Project 3: Using synthetic surgical data from Blender to train a polyp detection model

Project owner: Ruaridh Gollifer

Blender Randomiser Add-on tutorials on Moodle

These are the areas to focus on for the Blender part of the project:

Example of how to render data using Blender by running the run_RandomiserBlender.sh script:

bash run_RandomiserBlender.sh -blend ../../datasets/blend_files/colon.blend -json_in ../input_files/input_bounds_hackathon.json -json_out ../output_files/test_docker.json -seed 32 -frame 10 -basename ../output_files/docker_output_frame -render_main

Project details

Image Guided Surgery (IGS) researchers use machine learning in some form (registration, segmentation, stereo reconstruction, classification etc.) with polyp detection in image guided colonoscopy surgery (project 3) an example. However, often there is limited real data that can be used to train machine learning models in IGS research, and moreover any large datasets would involve extensive time consuming manual labelling from a trained clinician [1].
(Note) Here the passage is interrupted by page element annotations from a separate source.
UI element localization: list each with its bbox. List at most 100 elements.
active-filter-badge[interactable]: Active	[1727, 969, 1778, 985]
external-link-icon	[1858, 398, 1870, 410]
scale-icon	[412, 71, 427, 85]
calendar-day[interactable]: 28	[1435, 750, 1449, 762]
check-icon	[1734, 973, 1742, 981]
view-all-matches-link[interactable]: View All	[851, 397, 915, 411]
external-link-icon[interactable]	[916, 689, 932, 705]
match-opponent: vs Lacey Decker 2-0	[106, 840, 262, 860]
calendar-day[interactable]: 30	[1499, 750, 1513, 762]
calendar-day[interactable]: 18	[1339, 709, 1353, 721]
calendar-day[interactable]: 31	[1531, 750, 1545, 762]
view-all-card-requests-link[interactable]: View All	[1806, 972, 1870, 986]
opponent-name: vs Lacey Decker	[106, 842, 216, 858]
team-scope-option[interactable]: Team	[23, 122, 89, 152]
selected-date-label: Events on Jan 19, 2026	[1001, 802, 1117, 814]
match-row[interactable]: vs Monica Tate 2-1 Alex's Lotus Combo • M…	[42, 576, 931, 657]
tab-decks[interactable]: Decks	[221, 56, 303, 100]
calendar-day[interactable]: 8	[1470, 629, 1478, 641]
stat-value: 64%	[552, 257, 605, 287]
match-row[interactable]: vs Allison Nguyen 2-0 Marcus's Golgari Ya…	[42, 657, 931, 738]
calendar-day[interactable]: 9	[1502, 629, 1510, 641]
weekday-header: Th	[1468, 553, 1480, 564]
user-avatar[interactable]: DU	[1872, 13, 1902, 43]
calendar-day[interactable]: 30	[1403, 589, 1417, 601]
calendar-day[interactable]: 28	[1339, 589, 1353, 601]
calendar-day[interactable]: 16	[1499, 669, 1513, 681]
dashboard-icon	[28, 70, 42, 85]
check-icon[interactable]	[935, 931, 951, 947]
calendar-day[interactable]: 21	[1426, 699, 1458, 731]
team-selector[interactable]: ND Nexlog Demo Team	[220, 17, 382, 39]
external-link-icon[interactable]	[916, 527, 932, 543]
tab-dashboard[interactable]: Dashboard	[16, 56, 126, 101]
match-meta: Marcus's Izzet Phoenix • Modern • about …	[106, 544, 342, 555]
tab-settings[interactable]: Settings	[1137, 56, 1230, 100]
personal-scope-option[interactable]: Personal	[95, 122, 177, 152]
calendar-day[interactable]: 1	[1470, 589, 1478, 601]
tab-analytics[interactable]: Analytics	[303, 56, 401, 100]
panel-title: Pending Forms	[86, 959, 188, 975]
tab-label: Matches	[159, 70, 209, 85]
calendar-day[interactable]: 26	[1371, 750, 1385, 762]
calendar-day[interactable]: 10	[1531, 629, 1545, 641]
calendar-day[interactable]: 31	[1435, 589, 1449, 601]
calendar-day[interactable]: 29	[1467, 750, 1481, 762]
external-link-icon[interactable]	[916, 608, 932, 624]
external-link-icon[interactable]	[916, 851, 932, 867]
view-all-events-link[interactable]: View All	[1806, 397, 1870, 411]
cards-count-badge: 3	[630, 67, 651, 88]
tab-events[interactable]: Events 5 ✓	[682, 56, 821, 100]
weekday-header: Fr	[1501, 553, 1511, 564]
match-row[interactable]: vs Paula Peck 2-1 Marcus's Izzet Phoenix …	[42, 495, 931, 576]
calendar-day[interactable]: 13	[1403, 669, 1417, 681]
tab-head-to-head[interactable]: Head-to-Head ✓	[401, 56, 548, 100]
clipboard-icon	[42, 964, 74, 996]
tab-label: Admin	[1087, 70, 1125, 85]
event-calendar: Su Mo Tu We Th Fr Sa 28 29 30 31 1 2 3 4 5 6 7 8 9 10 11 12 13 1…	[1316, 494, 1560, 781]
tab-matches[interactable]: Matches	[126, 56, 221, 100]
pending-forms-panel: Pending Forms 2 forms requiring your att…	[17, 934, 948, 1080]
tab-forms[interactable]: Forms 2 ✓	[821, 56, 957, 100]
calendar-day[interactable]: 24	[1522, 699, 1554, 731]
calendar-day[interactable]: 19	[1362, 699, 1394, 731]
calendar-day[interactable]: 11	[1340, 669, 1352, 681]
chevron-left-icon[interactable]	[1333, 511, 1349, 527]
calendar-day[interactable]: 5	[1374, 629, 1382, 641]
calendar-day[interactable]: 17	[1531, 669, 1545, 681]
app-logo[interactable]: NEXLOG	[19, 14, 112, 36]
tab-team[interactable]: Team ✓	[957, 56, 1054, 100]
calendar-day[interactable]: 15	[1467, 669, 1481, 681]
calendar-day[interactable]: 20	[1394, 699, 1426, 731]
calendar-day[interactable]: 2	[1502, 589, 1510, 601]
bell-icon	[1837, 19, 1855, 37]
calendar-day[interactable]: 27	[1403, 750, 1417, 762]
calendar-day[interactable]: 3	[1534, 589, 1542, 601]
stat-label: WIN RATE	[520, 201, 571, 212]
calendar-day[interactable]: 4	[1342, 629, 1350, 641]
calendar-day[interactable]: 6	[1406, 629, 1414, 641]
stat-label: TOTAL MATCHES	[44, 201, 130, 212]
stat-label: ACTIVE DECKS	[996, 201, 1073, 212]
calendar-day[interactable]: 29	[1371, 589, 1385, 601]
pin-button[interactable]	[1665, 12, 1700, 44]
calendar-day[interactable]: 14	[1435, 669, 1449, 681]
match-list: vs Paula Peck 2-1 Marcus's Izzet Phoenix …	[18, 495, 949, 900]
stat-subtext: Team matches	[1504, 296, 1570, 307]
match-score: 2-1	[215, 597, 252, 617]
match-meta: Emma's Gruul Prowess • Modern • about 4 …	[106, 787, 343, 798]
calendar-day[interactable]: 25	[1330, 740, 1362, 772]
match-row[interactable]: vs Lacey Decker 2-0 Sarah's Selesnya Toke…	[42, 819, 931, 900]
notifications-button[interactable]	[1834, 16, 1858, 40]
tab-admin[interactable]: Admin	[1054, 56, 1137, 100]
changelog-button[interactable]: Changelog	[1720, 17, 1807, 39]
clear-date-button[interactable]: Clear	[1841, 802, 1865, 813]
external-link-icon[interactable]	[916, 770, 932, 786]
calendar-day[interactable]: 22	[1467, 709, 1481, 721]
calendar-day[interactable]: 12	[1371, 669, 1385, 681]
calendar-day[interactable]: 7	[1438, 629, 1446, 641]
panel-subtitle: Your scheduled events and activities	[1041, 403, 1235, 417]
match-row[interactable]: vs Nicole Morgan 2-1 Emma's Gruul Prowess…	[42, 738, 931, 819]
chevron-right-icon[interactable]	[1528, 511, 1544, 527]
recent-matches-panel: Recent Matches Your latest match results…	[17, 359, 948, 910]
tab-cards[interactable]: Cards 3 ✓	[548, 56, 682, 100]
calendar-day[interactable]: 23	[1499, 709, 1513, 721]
One potential solution to address this clinical challenge is synthetic data generation which can provide us with large amounts and a variety of realistic ground truth data, which in real data would be very challenging to generate or would involve extensive time consuming manual labelling. Blender is a free and open-source software that can be used for 3D geometry rendering. Uses include synthetic datasets generation and by creating large amounts of synthetic but realistic data, we can improve the performance of models in tasks such as polyp detection in image guided colonoscopy surgery. Synthetic data generation has other advantages since using tools like Blender gives us more control and we can generate a variety of labelled ground truth data from segmentation masks to optic flow fields. Another advantage of this approach is that often we can easily scale up our synthetic datasets by randomising parameters of the modelled 3D geometry [2].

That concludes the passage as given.